Overtraining Extreme Illness Insidious Sibling

 

 

 

 

There is an illness that has the identical symptoms to overtraining, but can have much more severe consequences, including sudden death. In Polish it is called ‘choroba odogniskowa’, in English, chronic low-grade infection that may mature into septicaemia and then become septic shock. It starts as a local bacterial infection and then spreads. Its most often occurring form has the subsequent symptoms: disproportionate sweating, headaches, general volatility or apathy, sleepiness or insomnia, muscle and joint pains – local or migratory, mood or character changes, heart palpitations, inflammations of joints and tendons, cramps, dyspnoea, and paraesthesia. The intensity of these symptoms fluctuates from slight to oppressive, they may occur unceasingly or sporadically with cutbacks, and they may be generated by the same factors as overtraining. Any local infection may become the source of this illness – infected tonsils, sinuses, teeth, bronchi, inner ear, appendix, gallbladder, uterus or urinary tract – but the most often unkempt sources are teeth because in a predictable medical check-up every filled off capped tooth is expected to be healthy if it does not hurt and is not perceptibly decayed. Because the symptoms of this illness are so akin to overtraining and activated by the same factors, it is often treated as overtraining and to make things worse, it may respond to such treatment by an impermanent improvement. The 1st symptom of the illness is lowered fitness and performance.
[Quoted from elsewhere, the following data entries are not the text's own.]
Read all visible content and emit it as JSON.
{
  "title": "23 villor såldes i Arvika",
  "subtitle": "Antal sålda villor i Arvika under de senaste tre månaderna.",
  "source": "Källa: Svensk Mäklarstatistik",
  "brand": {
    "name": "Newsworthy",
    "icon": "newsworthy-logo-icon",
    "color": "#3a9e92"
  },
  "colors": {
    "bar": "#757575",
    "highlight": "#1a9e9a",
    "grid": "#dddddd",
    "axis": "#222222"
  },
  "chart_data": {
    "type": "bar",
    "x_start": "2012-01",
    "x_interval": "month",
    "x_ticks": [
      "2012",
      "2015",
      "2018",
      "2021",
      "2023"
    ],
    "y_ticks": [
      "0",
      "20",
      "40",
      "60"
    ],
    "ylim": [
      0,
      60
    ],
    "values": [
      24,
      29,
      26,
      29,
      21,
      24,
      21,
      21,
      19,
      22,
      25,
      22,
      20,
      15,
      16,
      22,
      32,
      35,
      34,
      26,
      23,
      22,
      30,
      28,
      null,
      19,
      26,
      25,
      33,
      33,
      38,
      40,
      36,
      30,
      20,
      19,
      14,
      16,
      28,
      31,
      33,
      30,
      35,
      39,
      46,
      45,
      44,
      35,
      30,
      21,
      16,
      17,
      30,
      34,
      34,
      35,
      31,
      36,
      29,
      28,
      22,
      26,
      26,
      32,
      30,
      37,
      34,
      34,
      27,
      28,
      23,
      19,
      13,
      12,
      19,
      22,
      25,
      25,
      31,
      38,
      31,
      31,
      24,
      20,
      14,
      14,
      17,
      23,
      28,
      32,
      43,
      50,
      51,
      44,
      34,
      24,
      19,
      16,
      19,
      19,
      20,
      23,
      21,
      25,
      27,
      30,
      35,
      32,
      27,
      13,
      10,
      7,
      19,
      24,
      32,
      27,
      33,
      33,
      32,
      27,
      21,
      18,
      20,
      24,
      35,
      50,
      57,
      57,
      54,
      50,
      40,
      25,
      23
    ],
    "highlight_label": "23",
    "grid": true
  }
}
Therefore, when an individual’s fitness and performance decay, an organic disease should be implicit and only when illness is ruled out can the problem be attributed to overtraining and subsequently treated.

 

 

 

Bibliography

  • Kurz, Thomas. Science of sports training: how to plan and control training for peak performance. Island Pond, VT, U.S.A.: Stadion, 1991.

 

  • Professional guide to diseases. 10th ed. Philadelphia: Wolters Kluwer Health/Lippincott Williams & Wilkins, 2013.
Back to blog

Leave a comment

Please note, comments need to be approved before they are published.